Hinweis der Redaktion: Soweit uns bekannt, berichten wir den Vorfall exklusiv, die weiteren Rechercheergebnisse sind wie so häufig beim RNB absolut exklusiv.
Frau Markmann hatte allerdings nach eigener Aussage an sehr viele Medien “ihren” Fall per Pressemitteilung berichtet, der von der Tat her – Diebstahl aus Fahrradkorb – schon fast “normal” ist (über 800 Fälle im Bereich PP Mannheim in 2017), aber vom Ergebnis her sehr ungewöhnlich. Denn eine erfolgreiche Fahndung durch private Handy-Ortung, die der Polizei den Weg zum Täter zeigt, ist außergewöhnlich.

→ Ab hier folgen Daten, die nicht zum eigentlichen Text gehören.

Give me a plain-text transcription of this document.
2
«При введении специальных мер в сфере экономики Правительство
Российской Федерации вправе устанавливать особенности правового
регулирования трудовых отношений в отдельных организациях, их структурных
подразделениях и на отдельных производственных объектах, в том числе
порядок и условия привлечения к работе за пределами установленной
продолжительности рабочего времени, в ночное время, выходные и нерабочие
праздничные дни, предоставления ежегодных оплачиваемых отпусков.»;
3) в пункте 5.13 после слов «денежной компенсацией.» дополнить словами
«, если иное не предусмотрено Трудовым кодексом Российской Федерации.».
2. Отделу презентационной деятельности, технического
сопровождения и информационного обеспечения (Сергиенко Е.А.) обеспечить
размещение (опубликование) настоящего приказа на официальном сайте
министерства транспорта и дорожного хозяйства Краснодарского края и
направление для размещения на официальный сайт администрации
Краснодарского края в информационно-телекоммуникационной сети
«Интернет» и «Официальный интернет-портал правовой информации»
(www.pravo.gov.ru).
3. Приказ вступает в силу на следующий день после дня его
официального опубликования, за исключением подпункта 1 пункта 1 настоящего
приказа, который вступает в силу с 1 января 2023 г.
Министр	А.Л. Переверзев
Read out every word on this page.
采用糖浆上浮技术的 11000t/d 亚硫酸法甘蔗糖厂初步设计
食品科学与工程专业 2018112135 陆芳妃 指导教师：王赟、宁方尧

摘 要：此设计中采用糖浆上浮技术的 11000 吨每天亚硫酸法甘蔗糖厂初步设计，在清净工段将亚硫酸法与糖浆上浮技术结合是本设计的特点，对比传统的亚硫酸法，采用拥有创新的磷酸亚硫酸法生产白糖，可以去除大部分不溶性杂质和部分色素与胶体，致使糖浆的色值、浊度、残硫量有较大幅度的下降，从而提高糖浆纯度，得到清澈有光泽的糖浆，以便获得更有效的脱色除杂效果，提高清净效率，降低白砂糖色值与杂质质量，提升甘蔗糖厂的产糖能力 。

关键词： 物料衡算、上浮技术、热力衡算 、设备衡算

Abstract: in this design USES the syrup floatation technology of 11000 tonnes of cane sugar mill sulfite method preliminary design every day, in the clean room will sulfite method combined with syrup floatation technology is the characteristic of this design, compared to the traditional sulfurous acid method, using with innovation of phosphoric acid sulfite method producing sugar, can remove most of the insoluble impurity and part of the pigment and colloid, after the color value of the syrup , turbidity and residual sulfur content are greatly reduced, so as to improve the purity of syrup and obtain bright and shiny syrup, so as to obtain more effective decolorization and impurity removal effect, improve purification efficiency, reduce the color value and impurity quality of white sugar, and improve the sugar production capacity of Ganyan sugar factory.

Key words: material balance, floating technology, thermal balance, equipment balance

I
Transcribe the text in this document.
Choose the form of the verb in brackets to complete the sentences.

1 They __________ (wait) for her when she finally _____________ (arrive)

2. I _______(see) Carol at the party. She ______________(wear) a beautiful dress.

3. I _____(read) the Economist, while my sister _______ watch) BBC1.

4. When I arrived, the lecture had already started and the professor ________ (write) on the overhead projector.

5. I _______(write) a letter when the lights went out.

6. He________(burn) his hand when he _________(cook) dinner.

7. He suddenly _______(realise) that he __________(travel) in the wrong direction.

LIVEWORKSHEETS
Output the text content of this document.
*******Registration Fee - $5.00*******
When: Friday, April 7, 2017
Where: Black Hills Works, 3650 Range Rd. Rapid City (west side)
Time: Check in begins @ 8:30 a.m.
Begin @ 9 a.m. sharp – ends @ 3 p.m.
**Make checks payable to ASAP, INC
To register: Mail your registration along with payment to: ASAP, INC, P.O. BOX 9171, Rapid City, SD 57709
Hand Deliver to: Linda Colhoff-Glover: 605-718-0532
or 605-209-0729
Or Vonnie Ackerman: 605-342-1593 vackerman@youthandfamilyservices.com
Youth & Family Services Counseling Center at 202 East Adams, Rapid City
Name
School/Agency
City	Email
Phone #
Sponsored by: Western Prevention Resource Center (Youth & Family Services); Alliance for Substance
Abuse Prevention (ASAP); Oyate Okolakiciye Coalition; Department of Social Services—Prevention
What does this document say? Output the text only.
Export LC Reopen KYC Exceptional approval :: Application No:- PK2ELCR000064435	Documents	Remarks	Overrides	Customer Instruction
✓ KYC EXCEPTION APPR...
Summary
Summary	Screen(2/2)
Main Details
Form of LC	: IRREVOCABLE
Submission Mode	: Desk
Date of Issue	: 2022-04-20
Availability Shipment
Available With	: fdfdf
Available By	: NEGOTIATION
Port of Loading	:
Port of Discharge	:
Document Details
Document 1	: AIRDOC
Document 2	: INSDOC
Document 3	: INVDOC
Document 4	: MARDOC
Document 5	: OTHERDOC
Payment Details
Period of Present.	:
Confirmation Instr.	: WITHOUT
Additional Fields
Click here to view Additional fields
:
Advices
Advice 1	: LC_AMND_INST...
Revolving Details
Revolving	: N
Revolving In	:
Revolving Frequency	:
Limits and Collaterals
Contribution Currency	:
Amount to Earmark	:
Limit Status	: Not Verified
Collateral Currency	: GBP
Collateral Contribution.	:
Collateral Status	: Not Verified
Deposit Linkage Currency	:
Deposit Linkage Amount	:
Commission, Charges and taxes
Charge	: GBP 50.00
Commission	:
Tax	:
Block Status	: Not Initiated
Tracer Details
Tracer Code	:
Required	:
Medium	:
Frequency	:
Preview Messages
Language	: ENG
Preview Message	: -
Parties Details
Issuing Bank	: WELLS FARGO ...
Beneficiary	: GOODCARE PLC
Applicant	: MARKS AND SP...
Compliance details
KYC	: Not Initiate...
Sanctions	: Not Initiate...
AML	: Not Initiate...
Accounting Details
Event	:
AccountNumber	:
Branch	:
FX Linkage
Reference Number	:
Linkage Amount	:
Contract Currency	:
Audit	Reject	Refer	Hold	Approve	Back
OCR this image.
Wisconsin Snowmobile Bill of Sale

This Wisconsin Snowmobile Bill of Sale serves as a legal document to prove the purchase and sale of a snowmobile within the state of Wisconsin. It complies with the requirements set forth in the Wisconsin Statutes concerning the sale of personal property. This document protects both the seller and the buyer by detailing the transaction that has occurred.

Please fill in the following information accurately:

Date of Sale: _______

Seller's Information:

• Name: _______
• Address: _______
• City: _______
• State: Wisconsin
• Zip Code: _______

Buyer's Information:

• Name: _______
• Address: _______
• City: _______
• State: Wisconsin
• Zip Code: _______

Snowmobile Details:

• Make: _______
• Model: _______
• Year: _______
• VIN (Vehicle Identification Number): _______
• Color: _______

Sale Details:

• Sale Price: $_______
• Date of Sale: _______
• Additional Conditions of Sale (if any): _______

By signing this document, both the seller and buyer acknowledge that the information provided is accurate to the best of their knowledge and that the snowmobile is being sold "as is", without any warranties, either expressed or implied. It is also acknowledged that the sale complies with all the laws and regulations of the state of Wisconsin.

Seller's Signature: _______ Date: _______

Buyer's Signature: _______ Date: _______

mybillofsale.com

Warum andere Medien nicht berichten, ist uns nicht bekannt – möglicherweise, weil es sich bei einem Opfer um eine AfD-Stadträtin handelt. Das allerdings wäre mindestens so fatal wie Vorwürfe, dass über gewisse Tätergruppen nur lückenhaft oder gar nicht berichtet wird. Oder möchten manchen Zeitungen und andere Medien verschweigen, dass das Problem mit kriminellen, angeblichen “UMA” noch längst nicht gelöst ist? Viele brachten die Polizeimeldung, aber nicht die Hintergrundstory. Oder hängt es einfach an mangelhafter Recherche oder wenig Zeit und Können für Recherche? Tipp: Achten Sie auf solche Meldungen und die Quellenangaben. Häufig werden Polizeimeldungen einfach nur umgeschrieben und es wird so getan, als sei das eine eigene redaktionelle Leistung – tatsächlich ist es das nicht.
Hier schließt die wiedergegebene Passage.